Which is problematic given his response to a question about what subject he thinks needs greater academic study. The answer was the linkages between asset prices and the real economy.

This week, in addition to the December FOMC minutes, we have no fewer than nine scheduled speeches by Fed officials. Including another bite at the apple by the Chairman on Thursday. They need to be very careful not to club the market over the head in proving how accommodating they are now willing to be. Even if that is indeed where they fear they are headed. They will have to walk a very fine line in their messaging to keep things calmer rather than sending volatility back to the races.

They run the risk of sounding genuinely scared and overstating the level of economic slowdown. Or sounding hawkish, given the market’s rate-cut pricing they are not pushing back against. Neither of which probably reflects their reality. The difficulty the Fed has now, and going forward, is having to describe non-economic balance of risks in purely economic terms. But in this environment, the last thing they can afford is to be accused of playing politics. Make sure you keep reminding yourself that, in practice, the definition of data-dependency is a broad one.

It will be fascinating to get a sense from the minutes of how their views have changed, if at all, since the last FOMC meeting. The December outcome, and how it was described at the press conference, was a dovish hike. How dovish remains to be seen. But if the meeting recap is much closer to what we got last Friday than how it was originally interpreted, they should have been more explicit at the time and saved us all a lot of grief.

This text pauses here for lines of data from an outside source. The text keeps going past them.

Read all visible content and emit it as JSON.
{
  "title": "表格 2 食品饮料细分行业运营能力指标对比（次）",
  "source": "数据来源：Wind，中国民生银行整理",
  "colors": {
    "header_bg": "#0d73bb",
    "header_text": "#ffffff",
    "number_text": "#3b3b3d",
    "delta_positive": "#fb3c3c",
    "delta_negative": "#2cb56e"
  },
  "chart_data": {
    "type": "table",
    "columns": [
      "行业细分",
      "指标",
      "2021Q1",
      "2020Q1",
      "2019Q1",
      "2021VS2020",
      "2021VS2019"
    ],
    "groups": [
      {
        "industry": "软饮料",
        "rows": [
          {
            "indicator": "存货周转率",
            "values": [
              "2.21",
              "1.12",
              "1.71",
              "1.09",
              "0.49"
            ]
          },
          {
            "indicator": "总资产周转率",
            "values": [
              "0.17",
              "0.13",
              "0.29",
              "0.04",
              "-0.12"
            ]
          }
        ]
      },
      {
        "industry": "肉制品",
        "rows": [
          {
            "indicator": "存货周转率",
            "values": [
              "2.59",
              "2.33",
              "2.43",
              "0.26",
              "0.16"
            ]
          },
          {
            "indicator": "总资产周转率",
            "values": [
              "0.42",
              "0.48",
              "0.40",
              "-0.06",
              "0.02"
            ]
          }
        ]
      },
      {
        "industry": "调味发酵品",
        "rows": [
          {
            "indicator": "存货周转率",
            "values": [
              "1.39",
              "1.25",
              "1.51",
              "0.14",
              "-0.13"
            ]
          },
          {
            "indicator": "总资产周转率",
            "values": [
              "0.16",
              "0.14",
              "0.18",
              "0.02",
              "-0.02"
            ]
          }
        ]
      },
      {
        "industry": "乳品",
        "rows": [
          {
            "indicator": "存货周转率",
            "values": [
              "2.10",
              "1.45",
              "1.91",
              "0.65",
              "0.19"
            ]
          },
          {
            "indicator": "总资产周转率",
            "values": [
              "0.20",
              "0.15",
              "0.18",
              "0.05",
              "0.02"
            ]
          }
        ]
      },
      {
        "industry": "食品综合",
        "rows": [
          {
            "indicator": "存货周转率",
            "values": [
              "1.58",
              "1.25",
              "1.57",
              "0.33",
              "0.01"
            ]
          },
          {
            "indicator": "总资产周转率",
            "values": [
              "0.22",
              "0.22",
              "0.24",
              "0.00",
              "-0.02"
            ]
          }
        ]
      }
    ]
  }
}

Right now, traders are having trouble not believing that, in fact, they are being walked slowly toward an outright admission by the Fed that the hiking cycle is over. Friday’s equity rally was certainly impressive. The technical picture, however, remains ambiguous. Albeit with a much healthier look than a mere two trading days ago.

What was more stark was the compression of high-yield credit spreads. The price of oil, notwithstanding. You have to take any one day’s price action in this not super-liquid market with a dash of caution, but how this index trades in the next week may tell us a lot about the near-term path of more widely traded assets. And it really does look like spreads experienced a clear technical rejection of December’s widest levels.

As far as the dollar is concerned, the market wants to see the flaws in the U.S. and be optimistic about the relative attractiveness of other alternatives. It is a story-line that is the current narrative. And satisfies a wider current view of the geopolitical landscape. Just keep re-evaluating the global balance of risks to satisfy yourself that it is still a valid world view.

Friday, with both the non-farm payroll and Powell we learned a lot and are now better prepared to properly begin to engage with the markets for the new year.